I have a parquet file containing multiple columns. I would like to select only a few columns out of these based on a condition on the column names that: if the column name contains a substring that is part of my predefined list of strings, I should select it. Please note that this is not as same as: Efficient way to read specific columns from parquet file in spark –. I need to select columns that even partially match any of the strings
For eg: if my predefined list of strings is
string_list= ['area','rank']
& my dataframe is :
+----------+----------+------------+--------+----------+------+
| areaname | pagerank | customerid | amount | areacode | page |
+----------+----------+------------+--------+----------+------+
| london | 345 | 22wer | 455 | 100 | 45 |
| germany | 47128 | f234 | 600 | 200 | 33 |
| lebanon | 344 | 45rtf | 700 | 230 | 43 |
+----------+----------+------------+--------+----------+------+
My expected output is:
+----------+----------+----------+
| areaname | pagerank | areacode |
+----------+----------+----------+
| london | 345 | 100 |
| germany | 47128 | 200 |
| lebanon | 344 | 230 |
+----------+----------+----------+
I have already tried reading the file first and selecting the columns later as shown below. But I do not want to read the entire file into memory at once.
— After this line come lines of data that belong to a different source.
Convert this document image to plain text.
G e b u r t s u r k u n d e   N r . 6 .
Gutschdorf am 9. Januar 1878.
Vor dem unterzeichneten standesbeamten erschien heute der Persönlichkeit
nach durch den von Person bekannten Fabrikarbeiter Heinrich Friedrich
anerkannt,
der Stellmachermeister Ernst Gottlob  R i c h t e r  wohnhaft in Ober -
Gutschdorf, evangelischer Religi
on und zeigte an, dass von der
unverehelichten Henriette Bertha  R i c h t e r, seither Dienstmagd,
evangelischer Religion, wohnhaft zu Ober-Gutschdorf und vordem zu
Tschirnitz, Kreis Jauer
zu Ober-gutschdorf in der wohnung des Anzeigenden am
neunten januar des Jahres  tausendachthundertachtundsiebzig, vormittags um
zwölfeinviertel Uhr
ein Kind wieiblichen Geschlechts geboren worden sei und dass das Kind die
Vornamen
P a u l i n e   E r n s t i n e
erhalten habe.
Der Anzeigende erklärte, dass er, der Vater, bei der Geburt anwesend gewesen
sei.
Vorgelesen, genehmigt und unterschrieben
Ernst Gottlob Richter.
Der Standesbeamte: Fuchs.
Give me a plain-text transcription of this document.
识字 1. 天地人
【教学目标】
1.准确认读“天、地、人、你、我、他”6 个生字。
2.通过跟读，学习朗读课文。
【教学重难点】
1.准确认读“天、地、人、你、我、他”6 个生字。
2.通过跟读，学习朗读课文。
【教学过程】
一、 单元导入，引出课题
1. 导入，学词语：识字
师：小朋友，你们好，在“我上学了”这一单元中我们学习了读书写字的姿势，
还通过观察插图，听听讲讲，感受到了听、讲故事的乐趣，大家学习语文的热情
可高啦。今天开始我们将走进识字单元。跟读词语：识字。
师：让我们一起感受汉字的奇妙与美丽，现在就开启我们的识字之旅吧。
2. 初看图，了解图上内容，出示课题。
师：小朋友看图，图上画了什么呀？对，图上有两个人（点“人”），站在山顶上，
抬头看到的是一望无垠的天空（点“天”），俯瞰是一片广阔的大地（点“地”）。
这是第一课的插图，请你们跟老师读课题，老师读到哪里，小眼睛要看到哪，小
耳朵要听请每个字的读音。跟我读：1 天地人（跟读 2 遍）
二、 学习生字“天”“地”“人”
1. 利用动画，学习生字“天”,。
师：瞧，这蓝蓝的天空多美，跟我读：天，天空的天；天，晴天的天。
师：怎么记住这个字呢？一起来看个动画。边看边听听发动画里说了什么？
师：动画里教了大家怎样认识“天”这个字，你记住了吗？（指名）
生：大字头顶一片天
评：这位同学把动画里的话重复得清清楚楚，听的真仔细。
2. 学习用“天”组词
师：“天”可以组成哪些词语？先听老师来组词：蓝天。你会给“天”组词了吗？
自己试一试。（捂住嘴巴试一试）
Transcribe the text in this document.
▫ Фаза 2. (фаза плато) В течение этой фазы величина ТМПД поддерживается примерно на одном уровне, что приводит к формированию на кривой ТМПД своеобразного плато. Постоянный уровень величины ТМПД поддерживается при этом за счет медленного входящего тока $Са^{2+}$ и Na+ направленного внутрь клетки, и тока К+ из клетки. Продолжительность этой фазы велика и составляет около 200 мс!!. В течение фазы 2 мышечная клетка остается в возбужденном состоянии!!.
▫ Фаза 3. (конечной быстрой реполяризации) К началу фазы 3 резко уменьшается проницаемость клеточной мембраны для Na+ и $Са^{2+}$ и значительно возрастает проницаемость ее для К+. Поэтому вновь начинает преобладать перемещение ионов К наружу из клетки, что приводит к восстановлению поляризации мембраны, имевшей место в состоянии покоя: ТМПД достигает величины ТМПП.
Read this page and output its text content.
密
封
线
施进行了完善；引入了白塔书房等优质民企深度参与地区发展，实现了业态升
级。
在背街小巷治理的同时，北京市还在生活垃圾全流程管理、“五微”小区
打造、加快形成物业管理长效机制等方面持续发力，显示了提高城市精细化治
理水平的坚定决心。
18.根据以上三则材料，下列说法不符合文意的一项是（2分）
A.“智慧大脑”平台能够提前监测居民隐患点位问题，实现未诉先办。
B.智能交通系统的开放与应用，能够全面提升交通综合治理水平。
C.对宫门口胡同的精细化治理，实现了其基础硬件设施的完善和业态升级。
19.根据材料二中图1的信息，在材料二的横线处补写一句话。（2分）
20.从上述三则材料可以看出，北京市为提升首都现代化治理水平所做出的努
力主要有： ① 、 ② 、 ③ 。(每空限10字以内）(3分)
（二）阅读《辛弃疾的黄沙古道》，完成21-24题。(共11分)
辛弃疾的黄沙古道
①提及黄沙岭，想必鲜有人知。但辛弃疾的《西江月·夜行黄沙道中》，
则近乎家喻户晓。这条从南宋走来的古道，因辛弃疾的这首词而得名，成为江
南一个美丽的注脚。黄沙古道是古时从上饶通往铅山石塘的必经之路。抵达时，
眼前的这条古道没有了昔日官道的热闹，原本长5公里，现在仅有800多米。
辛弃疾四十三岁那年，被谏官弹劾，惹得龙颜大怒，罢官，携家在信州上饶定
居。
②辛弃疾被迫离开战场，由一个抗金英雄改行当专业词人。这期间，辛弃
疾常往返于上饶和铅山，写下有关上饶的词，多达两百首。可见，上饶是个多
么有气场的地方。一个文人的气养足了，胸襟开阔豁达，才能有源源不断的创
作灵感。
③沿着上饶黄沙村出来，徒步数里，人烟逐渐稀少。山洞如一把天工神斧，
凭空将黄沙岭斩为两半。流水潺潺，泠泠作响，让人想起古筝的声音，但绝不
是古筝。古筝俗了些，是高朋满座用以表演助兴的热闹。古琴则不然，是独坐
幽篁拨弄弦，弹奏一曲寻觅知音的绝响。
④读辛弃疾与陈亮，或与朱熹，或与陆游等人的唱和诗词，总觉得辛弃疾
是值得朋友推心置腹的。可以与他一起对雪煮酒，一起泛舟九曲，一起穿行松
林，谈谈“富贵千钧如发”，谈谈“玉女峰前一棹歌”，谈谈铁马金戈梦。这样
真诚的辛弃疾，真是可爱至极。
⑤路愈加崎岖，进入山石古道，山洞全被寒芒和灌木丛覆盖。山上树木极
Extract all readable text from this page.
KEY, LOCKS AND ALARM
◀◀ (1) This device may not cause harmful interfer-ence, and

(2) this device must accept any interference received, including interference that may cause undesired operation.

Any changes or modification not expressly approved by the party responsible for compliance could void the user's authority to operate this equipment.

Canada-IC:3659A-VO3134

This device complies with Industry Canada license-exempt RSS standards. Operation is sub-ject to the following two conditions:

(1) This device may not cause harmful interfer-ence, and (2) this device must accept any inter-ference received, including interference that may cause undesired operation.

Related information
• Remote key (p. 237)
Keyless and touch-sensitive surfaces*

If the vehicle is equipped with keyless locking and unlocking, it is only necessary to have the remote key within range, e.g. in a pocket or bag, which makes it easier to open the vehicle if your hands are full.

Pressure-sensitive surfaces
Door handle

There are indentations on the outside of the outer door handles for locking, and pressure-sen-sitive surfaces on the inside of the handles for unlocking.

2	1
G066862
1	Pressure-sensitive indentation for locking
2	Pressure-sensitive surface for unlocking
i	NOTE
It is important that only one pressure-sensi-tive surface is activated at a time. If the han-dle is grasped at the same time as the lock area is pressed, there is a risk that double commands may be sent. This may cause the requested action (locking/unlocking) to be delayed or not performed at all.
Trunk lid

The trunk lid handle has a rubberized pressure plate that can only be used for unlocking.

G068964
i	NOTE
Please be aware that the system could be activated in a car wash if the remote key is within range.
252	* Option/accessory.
I want to do the select operation while reading itself
parquet_file = spark.read.format("parquet").load(parquet_path)
required_columns= ['`'+column+'`' for column in parquet_file.columns if any(item in column for item in string_list)]
parquet_file = parquet_file.select(required_columns)
I would like to know what is the most memory-efficient way to do this. Can I use parquet partitioning somehow?